Figure 3
From: Automated classification of estrous stage in rodents using deep learning

EstrousNet performs similarly across groups. (A) auROC curves for each estrous stage. True positives for each stage are determined by benchmark classifications. (B) Specificity (SP) vs. sensitivity (SN) curves for EstrousNet, with the probability cutoff at 0.26 defined as the intersection between curves (dotted grey line). Standard error shown in orange and blue for sensitivity and specificity, respectively. (C) Out of sample testing across 4 different stains: hematoxylin and eosin (HE), Shorr stain (SH), Giemsa stain (GE), cresyl violet (CreV), and crystal violet (CryV). Test accuracy represented as a distribution across 1000 testing iterations, with mean % SE shown. Accuracy differences between stains are not significant [F(4,198) = 3.14, p = 0.10, one-way ANOVA]. (D) Out of sample testing between mouse and rat species. Test accuracy represented as a distribution across 1000 testing iterations, with mean % SE shown.

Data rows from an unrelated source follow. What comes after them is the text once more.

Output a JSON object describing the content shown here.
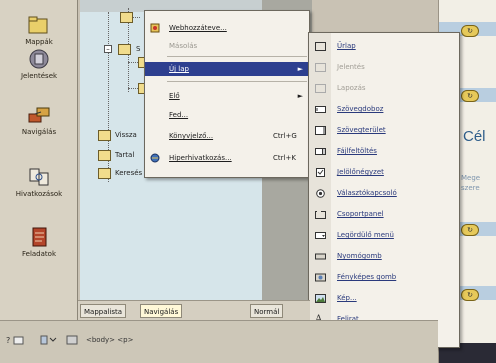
{
  "nav_pane": {
    "items": [
      {
        "label": "Mappák",
        "icon": "folders-icon"
      },
      {
        "label": "Jelentések",
        "icon": "reports-icon"
      },
      {
        "label": "Navigálás",
        "icon": "navigation-icon"
      },
      {
        "label": "Hivatkozások",
        "icon": "hyperlinks-icon"
      },
      {
        "label": "Feladatok",
        "icon": "tasks-icon"
      }
    ]
  },
  "tree": {
    "folders": [
      {
        "label": "Vissza"
      },
      {
        "label": "Tartal"
      },
      {
        "label": "Keresés"
      }
    ]
  },
  "context_menu": {
    "items": [
      {
        "label": "Webhozzáteve...",
        "shortcut": "",
        "disabled": false,
        "submenu": false,
        "highlight": false
      },
      {
        "label": "Másolás",
        "shortcut": "",
        "disabled": true,
        "submenu": false,
        "highlight": false
      },
      {
        "label": "Új lap",
        "shortcut": "",
        "disabled": false,
        "submenu": true,
        "highlight": true
      },
      {
        "label": "Elő",
        "shortcut": "",
        "disabled": false,
        "submenu": true,
        "highlight": false
      },
      {
        "label": "Fed...",
        "shortcut": "",
        "disabled": false,
        "submenu": false,
        "highlight": false
      },
      {
        "label": "Könyvjelző...",
        "shortcut": "Ctrl+G",
        "disabled": false,
        "submenu": false,
        "highlight": false
      },
      {
        "label": "Hiperhivatkozás...",
        "shortcut": "Ctrl+K",
        "disabled": false,
        "submenu": false,
        "highlight": false
      }
    ],
    "submenu_arrow": "►"
  },
  "submenu": {
    "items": [
      {
        "label": "Űrlap",
        "disabled": false,
        "icon": "form-icon"
      },
      {
        "label": "Jelentés",
        "disabled": true,
        "icon": "report-icon"
      },
      {
        "label": "Lapozás",
        "disabled": true,
        "icon": "paging-icon"
      },
      {
        "label": "Szövegdoboz",
        "disabled": false,
        "icon": "textbox-icon"
      },
      {
        "label": "Szövegterület",
        "disabled": false,
        "icon": "textarea-icon"
      },
      {
        "label": "Fájlfeltöltés",
        "disabled": false,
        "icon": "file-upload-icon"
      },
      {
        "label": "Jelölőnégyzet",
        "disabled": false,
        "icon": "checkbox-icon"
      },
      {
        "label": "Választókapcsoló",
        "disabled": false,
        "icon": "radio-button-icon"
      },
      {
        "label": "Csoportpanel",
        "disabled": false,
        "icon": "group-box-icon"
      },
      {
        "label": "Legördülő menü",
        "disabled": false,
        "icon": "dropdown-icon"
      },
      {
        "label": "Nyomógomb",
        "disabled": false,
        "icon": "push-button-icon"
      },
      {
        "label": "Fényképes gomb",
        "disabled": false,
        "icon": "picture-button-icon"
      },
      {
        "label": "Kép...",
        "disabled": false,
        "icon": "image-icon"
      },
      {
        "label": "Felirat",
        "disabled": false,
        "icon": "label-icon"
      }
    ]
  },
  "doc_pane": {
    "heading": "Cél",
    "small_lines": [
      "Mege",
      "szere"
    ],
    "bullet_glyph": "↻"
  },
  "pane_tabs": {
    "folders_tab": "Mappalista",
    "navigation_tab": "Navigálás",
    "normal_tab": "Normál"
  },
  "status_bar": {
    "tags": "<body> <p>"
  },
  "colors": {
    "menu_highlight": "#2d3f8f",
    "submenu_text": "#2a3a7c",
    "doc_heading": "#2e5d8a",
    "tree_background": "#d6e5ea"
  }
}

Accuracy differences between species are not significant [F(1,198) = 7.87, p = 0.73, one-way ANOVA]. (E) Out of sample (OOS) classification for each stage of the estrous cycle between n = 36 animals, represented as a heatmap. Benchmark classification was used as a proxy for ground truth. K-fold cross-validation was used to estimate accuracy across stages, with k = 6 groups of n = 6 subjects each. Testing accuracy was averaged between each fold to generate the most unbiased estimate across all groups. Accuracy differences between subjects are not significant (F(5,198) = 6.98, p = 0.60, one-way ANOVA).